I want to stop using CDs and DVDs but the lack of a standardized digital media platform is keeping disc-based content delivery around. While the 40-and-under crowd could probably live without discs, we have two generations of people ahead of us that just won’t get there. Of course, that means we’ll probably be burning discs for the next 15-20 years and keeping a should-be-legacy format alive.
This is all the fault of a fragmented consumer electronics industry that has failed its customers in providing a standardized digital media delivery platform in the same vein as it did with 78rpm records, 8-tracks, cassette tapes, VHS, CDs, DVDs and Blu-ray media and players. If you bought a cassette tape from any publisher, it played in your Sony Walkman. The same was true with CDs, VHS, DVD and Blu-ray media and players.
Along the way, we had format wars like VHS vs. Betamax and Blu-ray vs. HD-DVD but eventually a consensus was achieved and we had a standard. Now, we have a hodge-podge of digital media formats with no standardized delivery method. There is no format war . . . just tons of formats.
We have dozens of video streaming apps and hundreds, if not thousands, of video- and file-sharing services. Unfortunately, those apps and services don’t come close to penetrating the market as deep as VHS and DVD players managed. Now, our myriad of options has led to the curse of death by a thousand cuts for content creators.
Last week, I needed to get a video clip to an older lady who wanted to show it to her mother. The clip was already available online in two locations. I could also Dropbox it to her. None of these worked because the only method she had for watching it was on her TV . . . with a DVD player attached.
So what did I do? I created a standard defintion DVD from a 1080p video clip and the lady was ecstatic – as I died inside a little.
We need the equivalent of a DVD/Blu-ray standard for digital media delivery and playback.
There are countless ways to get your digital media onto your TV but there is no universal way to do so. Moreover, many of the methods of doing so are locked to a single manufacturer’s devices. For example, Apple’s iPhones work great with sending video to the Apple TV set-top box but not so much with a Roku. The same can be said for many Chromecast-enabled TVs and some Android phones. Even then, what if the media is on your computer, a thumb drive or a memory card?
Many manufacturers have tried (and are still trying) to make digital media work on their devices. Many (most?) TVs on store shelves today have a USB port for reading digital media off a thumb drive. Some manufacturers do better than others at (1) file compatibility and (2) user-friendly interfaces.
Some set-top boxes have developed import methods that are better than others. None of them work universally. Nearly all of the ways of doing so require digging into a multi-step set of instructions and hoping you have properly formatted files.

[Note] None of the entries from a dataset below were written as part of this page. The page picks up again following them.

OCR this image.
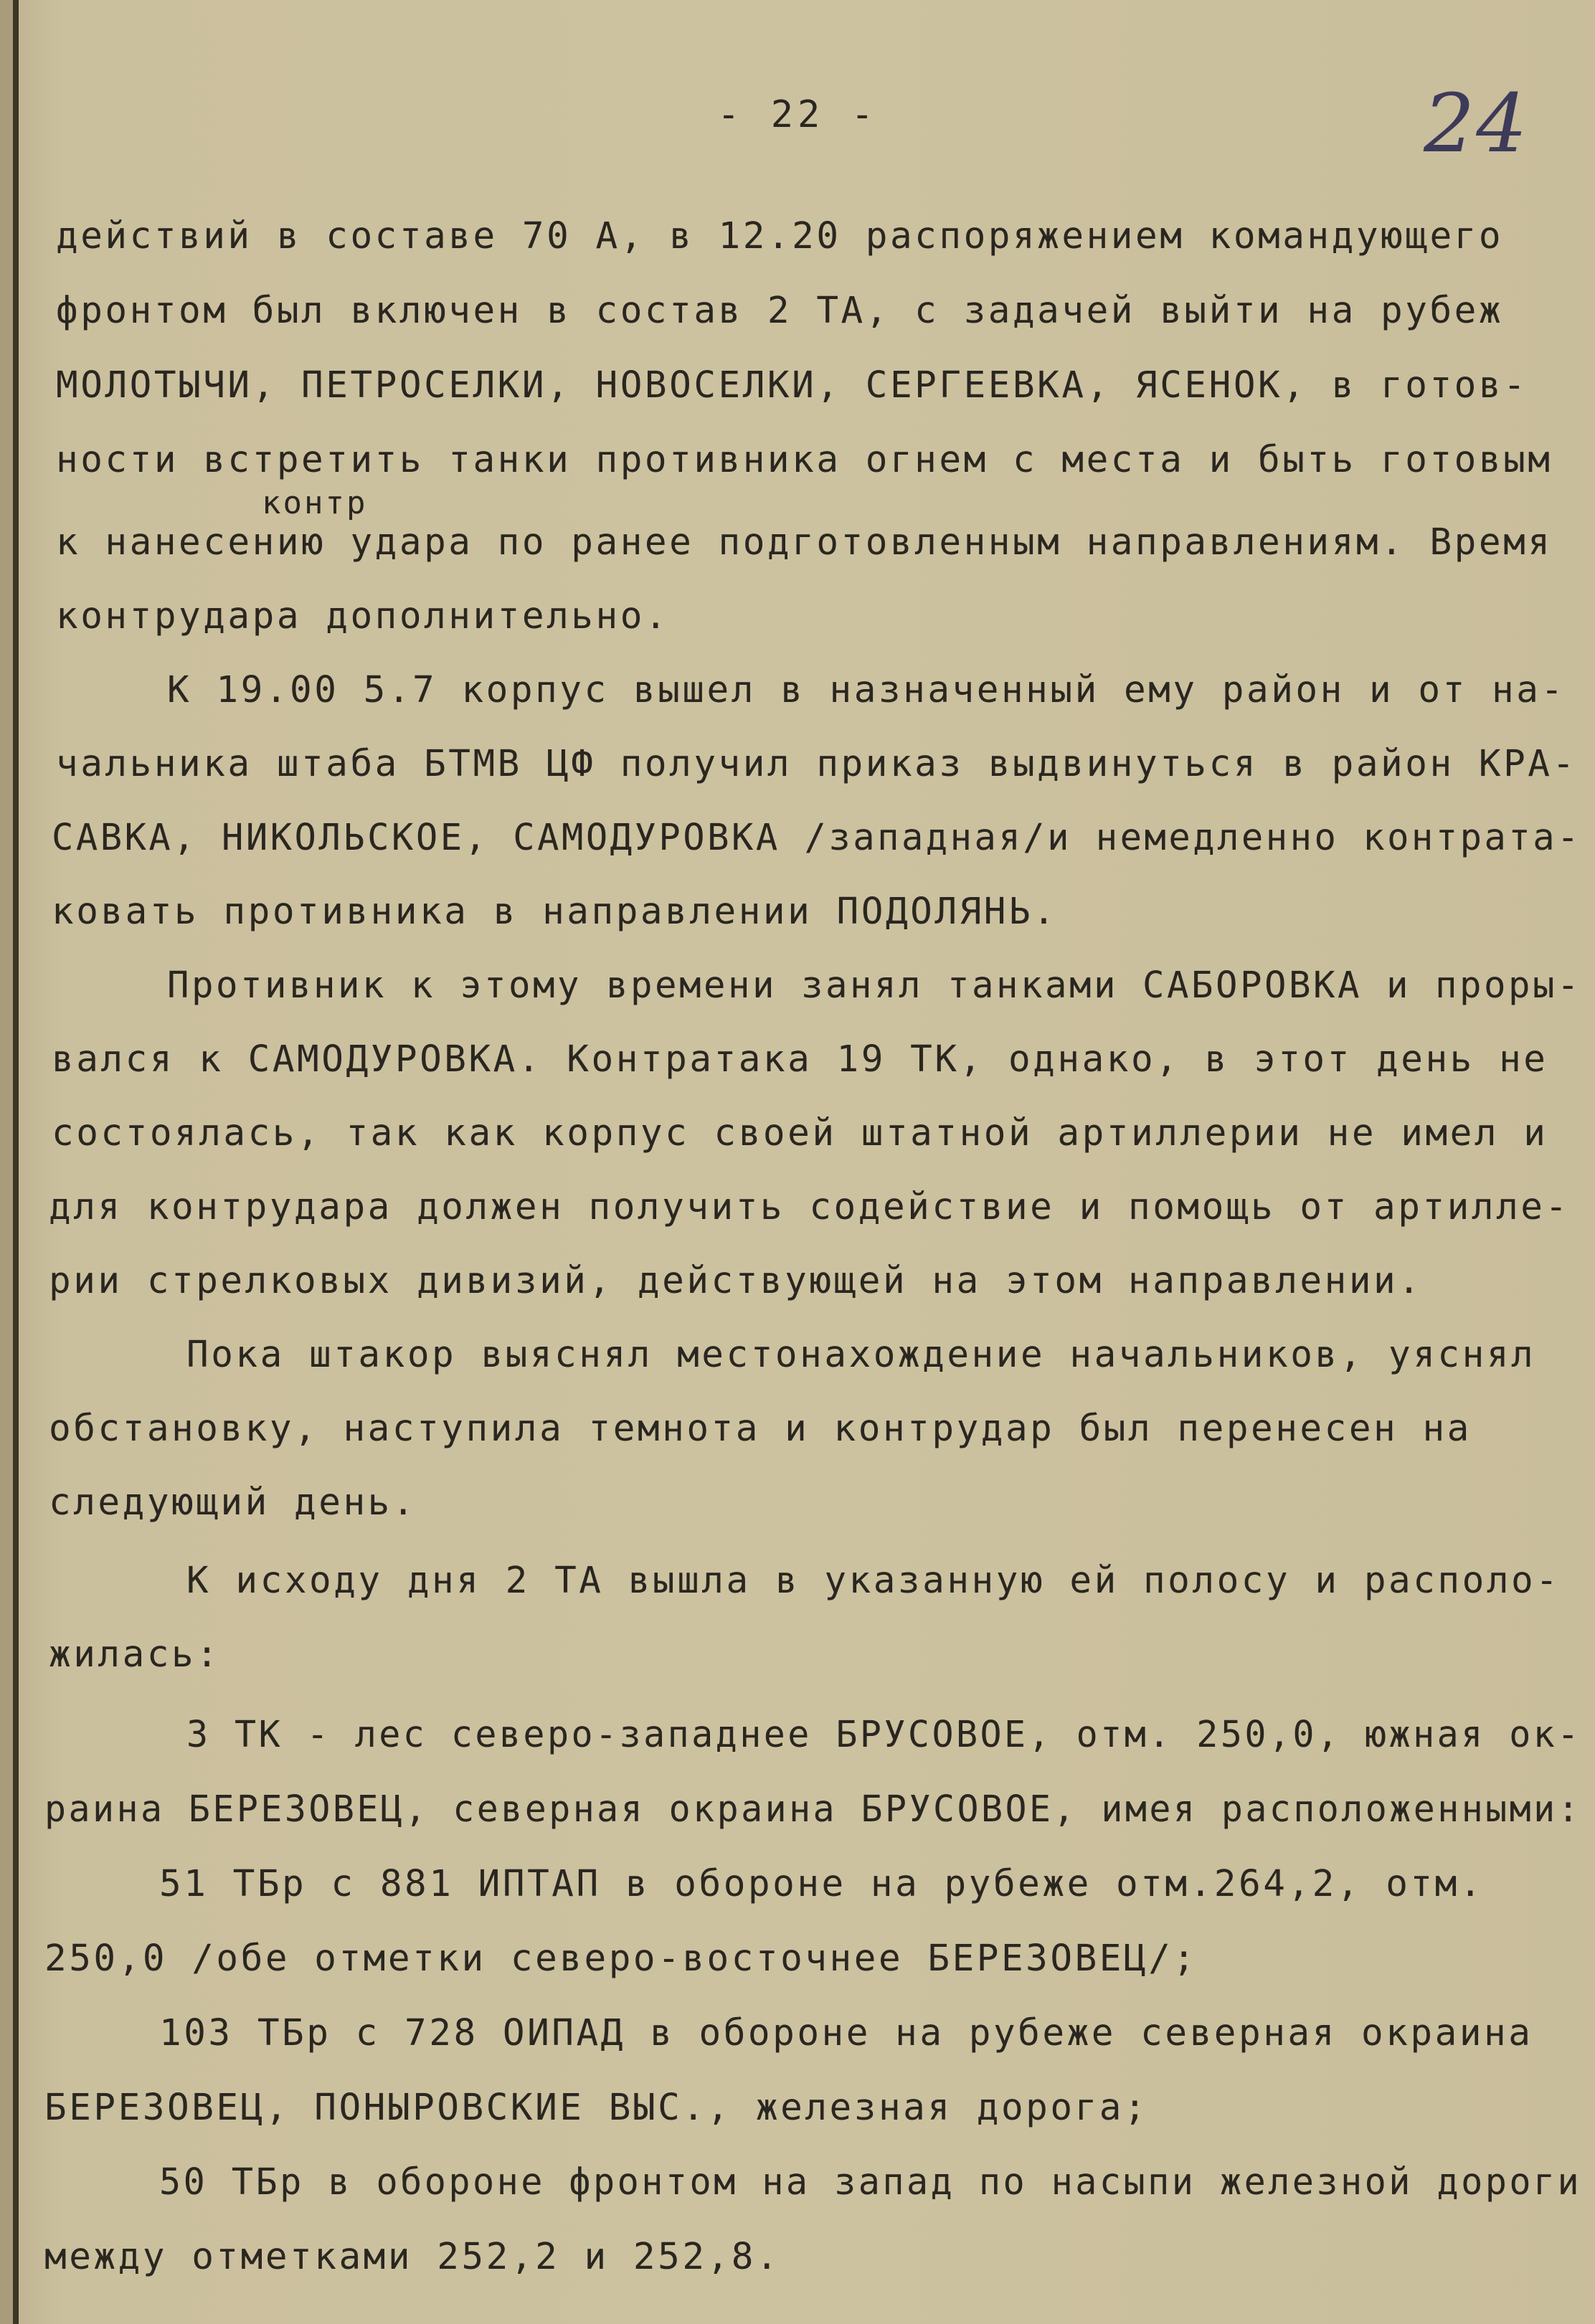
- 22 -	24
контр
действий в составе 70 А, в 12.20 распоряжением командующего
фронтом был включен в состав 2 ТА, с задачей выйти на рубеж
МОЛОТЫЧИ, ПЕТРОСЕЛКИ, НОВОСЕЛКИ, СЕРГЕЕВКА, ЯСЕНОК, в готов-
ности встретить танки противника огнем с места и быть готовым
к нанесению удара по ранее подготовленным направлениям. Время
контрудара дополнительно.
К 19.00 5.7 корпус вышел в назначенный ему район и от на-
чальника штаба БТМВ ЦФ получил приказ выдвинуться в район КРА-
САВКА, НИКОЛЬСКОЕ, САМОДУРОВКА /западная/и немедленно контрата-
ковать противника в направлении ПОДОЛЯНЬ.
Противник к этому времени занял танками САБОРОВКА и проры-
вался к САМОДУРОВКА. Контратака 19 ТК, однако, в этот день не
состоялась, так как корпус своей штатной артиллерии не имел и
для контрудара должен получить содействие и помощь от артилле-
рии стрелковых дивизий, действующей на этом направлении.
Пока штакор выяснял местонахождение начальников, уяснял
обстановку, наступила темнота и контрудар был перенесен на
следующий день.
К исходу дня 2 ТА вышла в указанную ей полосу и располо-
жилась:
3 ТК - лес северо-западнее БРУСОВОЕ, отм. 250,0, южная ок-
раина БЕРЕЗОВЕЦ, северная окраина БРУСОВОЕ, имея расположенными:
51 ТБр с 881 ИПТАП в обороне на рубеже отм.264,2, отм.
250,0 /обе отметки северо-восточнее БЕРЕЗОВЕЦ/;
103 ТБр с 728 ОИПАД в обороне на рубеже северная окраина
БЕРЕЗОВЕЦ, ПОНЫРОВСКИЕ ВЫС., железная дорога;
50 ТБр в обороне фронтом на запад по насыпи железной дороги
между отметками 252,2 и 252,8.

There are several media management platforms that do an admirable job of dealing with a variety of media and formats. Plex is a tool that comes to mind and one that I personally use. However, this is hardly a standard and some of the setup and troubleshooting can be quite technical.
The simplicity of (1) eject tray, (2) insert disc, (3) press play is long gone.
But that’s the nut that the consumer electronics industry has to crack.
With all the innovation in image quality from cameras to HDR 4K TVs to VR and beyond, we have to figure out a way for everyone to see it. That can’t be limited to watching Sony-created content on a Sony TV or sharing iPhone content with other Apple users.
How do you transfer your movies purchased on Apple TV to your Roku device? What about on Ultra-violet (did you know this was a thing)? Can you import those to your Plex library? How do you show your grandmother a school play that’s been archived on the PTA’s website? Or maybe you have a video of your martial arts competition on your camera that you want to send to your uncle?
All these tasks can be achieved but none of them are simple for the average consumer.
If you doubt this statement, think about how many people actually screenshot an image that’s already on their phone in order to share it via messaging or social media.
The amount of technical knowledge required to playback media across a range of varying manufactures’ TVs is unacceptable – particularly for older generations.
In the 80s, 90s and early 2000s, brands came together to create a standard that everyone can benefit from – including (and most importantly) the consumer. We are long overdue for a new standard for digital media playback in the living room. The responsibily lies on the joint efforts of Sony, Samsung, Apple, Roku and Amazon, among others, to make this happen for the benefit of consumers and the industry.
Or maybe, and I’m afraid this is more likely, we just play forget the consumer and maximize profits by driving our direct customer base to a locked-down DRM’ed ecosystem that shuns outside platforms and laughs at the idea of an industry standard. If that’s the case, I’m still afraid manufacturers and content creators are chasing short-term gains and missing out on a long-term, revolutionary win.
Do you still use disc-based media for clients, friends or family? What’s your solution to sharing digital media with non-technical consumers? I’d love to hear your thoughts.